Join Us at the Coal Plant

Posted by Jeffrey St. Clair on December 19th, 2008 | Link

CIVIL DISOBEDIENCE TO STOP COAL

By Wendell Berry and Bill McKibben

Dear Friends,

There are moments in a nation’s — and a planet’s — history when it
may be necessary for some to break the law in order to bear witness to
an evil, bring it to wider attention, and push for its correction.

We think such a time has arrived, and we are writing to say that we
hope some of you will join us in Washington D.C. on Monday March 2 in
order to take part in a civil act of civil disobedience outside a
coal-fired power plant near Capitol Hill.

We will be there to make several points:

** Coal-fired power is driving climate change.
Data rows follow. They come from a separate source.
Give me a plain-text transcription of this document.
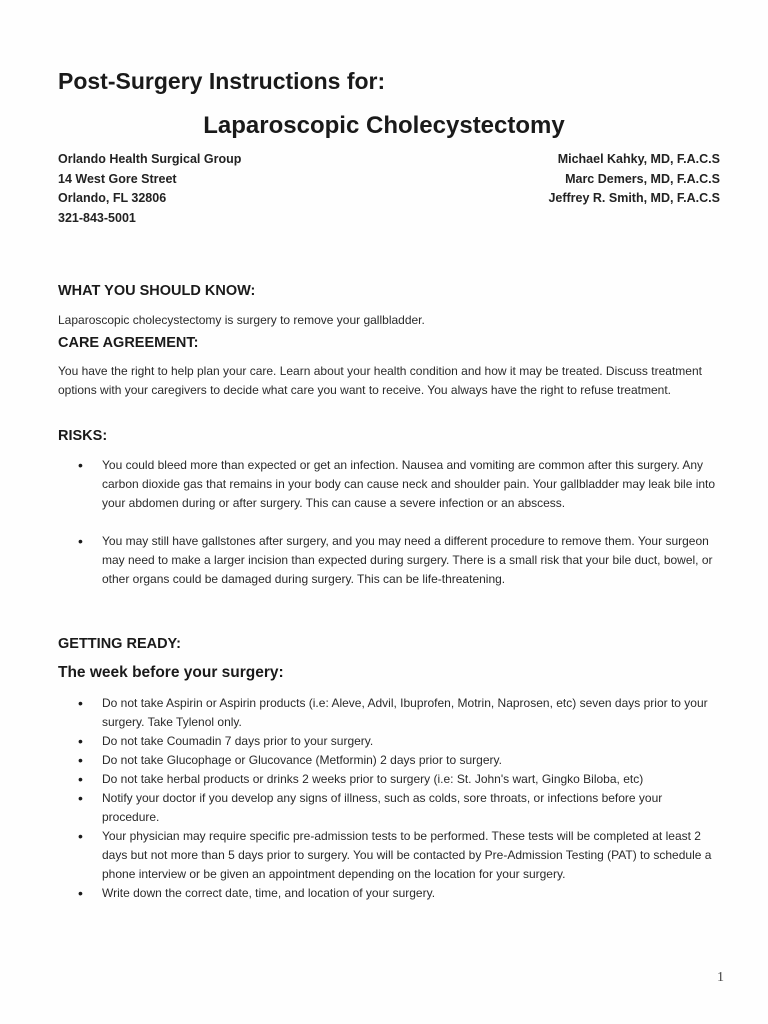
Post-Surgery Instructions for:
Laparoscopic Cholecystectomy
Orlando Health Surgical Group
14 West Gore Street
Orlando, FL 32806
321-843-5001
Michael Kahky, MD, F.A.C.S
Marc Demers, MD, F.A.C.S
Jeffrey R. Smith, MD, F.A.C.S
WHAT YOU SHOULD KNOW:
Laparoscopic cholecystectomy is surgery to remove your gallbladder.
CARE AGREEMENT:
You have the right to help plan your care. Learn about your health condition and how it may be treated. Discuss treatment options with your caregivers to decide what care you want to receive. You always have the right to refuse treatment.
RISKS:
• You could bleed more than expected or get an infection. Nausea and vomiting are common after this surgery. Any carbon dioxide gas that remains in your body can cause neck and shoulder pain. Your gallbladder may leak bile into your abdomen during or after surgery. This can cause a severe infection or an abscess.
• You may still have gallstones after surgery, and you may need a different procedure to remove them. Your surgeon may need to make a larger incision than expected during surgery. There is a small risk that your bile duct, bowel, or other organs could be damaged during surgery. This can be life-threatening.
GETTING READY:
The week before your surgery:
• Do not take Aspirin or Aspirin products (i.e: Aleve, Advil, Ibuprofen, Motrin, Naprosen, etc) seven days prior to your surgery. Take Tylenol only.
• Do not take Coumadin 7 days prior to your surgery.
• Do not take Glucophage or Glucovance (Metformin) 2 days prior to surgery.
• Do not take herbal products or drinks 2 weeks prior to surgery (i.e: St. John's wart, Gingko Biloba, etc)
• Notify your doctor if you develop any signs of illness, such as colds, sore throats, or infections before your procedure.
• Your physician may require specific pre-admission tests to be performed. These tests will be completed at least 2 days but not more than 5 days prior to surgery. You will be contacted by Pre-Admission Testing (PAT) to schedule a phone interview or be given an appointment depending on the location for your surgery.
• Write down the correct date, time, and location of your surgery.
1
Our foremost
climatologist, NASA’s James Hansen, has demonstrated that our only
hope of getting our atmosphere back to a safe level — below 350 parts
per million CO2 — lies in stopping the use of coal to generate
electricity.

** Even if climate change were not the urgent crisis that it is, we
would still be burning our fossil fuels too fast, wasting too much
energy and releasing too much poison into the air and water. We would
still need to slow down, and to restore thrift to its old place as an
economic virtue.

** Coal is filthy at its source. Much of the coal used in this country
comes from West Virginia and Kentucky, where companies engage in
“mountaintop removal” to get at the stuff; they leave behind a leveled
wasteland, and impoverished human communities. No technology better
exemplifies the out-of-control relationship between humans and the
rest of creation.

** Coal smoke makes children sick. Asthma rates in urban areas near
coal-fired power plants are high. Air pollution from burning coal is
harmful to the health of grown-ups too, and to the health of
everything that breathes, including forests.
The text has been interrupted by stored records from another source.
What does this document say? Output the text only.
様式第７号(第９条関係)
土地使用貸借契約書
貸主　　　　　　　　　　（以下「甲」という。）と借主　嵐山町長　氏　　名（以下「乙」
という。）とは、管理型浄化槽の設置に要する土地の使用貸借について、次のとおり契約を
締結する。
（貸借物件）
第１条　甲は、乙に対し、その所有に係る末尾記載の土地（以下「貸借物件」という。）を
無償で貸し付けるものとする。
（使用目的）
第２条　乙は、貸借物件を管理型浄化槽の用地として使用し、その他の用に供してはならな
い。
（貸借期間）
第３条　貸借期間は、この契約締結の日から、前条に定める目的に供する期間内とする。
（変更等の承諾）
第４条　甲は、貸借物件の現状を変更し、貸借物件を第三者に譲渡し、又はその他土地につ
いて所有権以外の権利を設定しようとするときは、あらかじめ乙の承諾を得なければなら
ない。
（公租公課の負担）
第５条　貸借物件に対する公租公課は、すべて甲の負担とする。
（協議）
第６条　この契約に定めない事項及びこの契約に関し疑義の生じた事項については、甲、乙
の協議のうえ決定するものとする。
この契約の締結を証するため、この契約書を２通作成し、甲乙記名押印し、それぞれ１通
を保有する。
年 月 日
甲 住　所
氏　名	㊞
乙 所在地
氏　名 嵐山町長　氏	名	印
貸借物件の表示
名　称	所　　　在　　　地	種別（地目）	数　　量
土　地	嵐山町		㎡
The industry claim that there is something called “clean coal” is, put
simply, a lie. But it’s a lie told with tens of millions of dollars,
which we do not have. We have our bodies, and we are willing to use
them to make our point.

We don’t come to such a step lightly. We have written and testified
and organized politically to make this point for many years, and while
in recent months there has been real progress against new coal-fired
power plants, the daily business of providing half our electricity
from coal continues unabated. It’s time to make clear that we can’t
safely run this planet on coal at all. So we feel the time has come to
do more — we hear President Barack Obama’s call for a movement for
change that continues past election day, and we hear Nobel Laureate Al
Gore’s call for creative non-violence outside coal plants. As part of
the international negotiations now underway on global warming, our
nation will be asking China, India, and others to limit their use of
coal in the future to help save the planet’s atmosphere. This is a
hard thing to ask, because it’s their cheapest fuel. Part of our
witness in March will be to say that we’re willing to make some
sacrifices ourselves, even if it’s only a trip to the jail.

With any luck, this will be the largest such protest yet, large enough
that it may provide a real spark. If you want to participate with us,
you need to go through a short course of non- violence training. This
will be, to the extent it depends on us, an entirely peaceful
demonstration, carried out in a spirit of hope and not rancor. We will
be there in our dress clothes, and ask the same of you. There will be
young people, people from faith communities, people from the coal
fields of Appalachia, and from the neighborhoods in Washington that
get to breathe the smoke from the plant.

We will cross the legal boundary of the power plant, and we expect to
be arrested. After that we have no certainty what will happen, but
lawyers and such will be on hand. Our goal is not to shut the plant
down for the day — it is but one of many, and anyway its operation
for a day is not the point. The worldwide daily reliance on coal is
the danger; this is one small step to raise awareness of that ruinous
habit and hence help to break it.

Needless to say, we’re not handling the logistics of this day. All the
credit goes to a variety of groups, especially the Energy Action
Coalition (which is bringing thousands of young people to Washington
that weekend), Greenpeace, the Ruckus Society, and the Rainforest
Action Network. A website at that latter organization is serving as
a temporary organizing hub.

If you go there, you will find a place to leave your name so that
we’ll know you want to join us.

Thank you,

Wendell Berry, Bill McKibben

P.S. This is important: Please forward this letter to anyone and
everyone you think might be interested.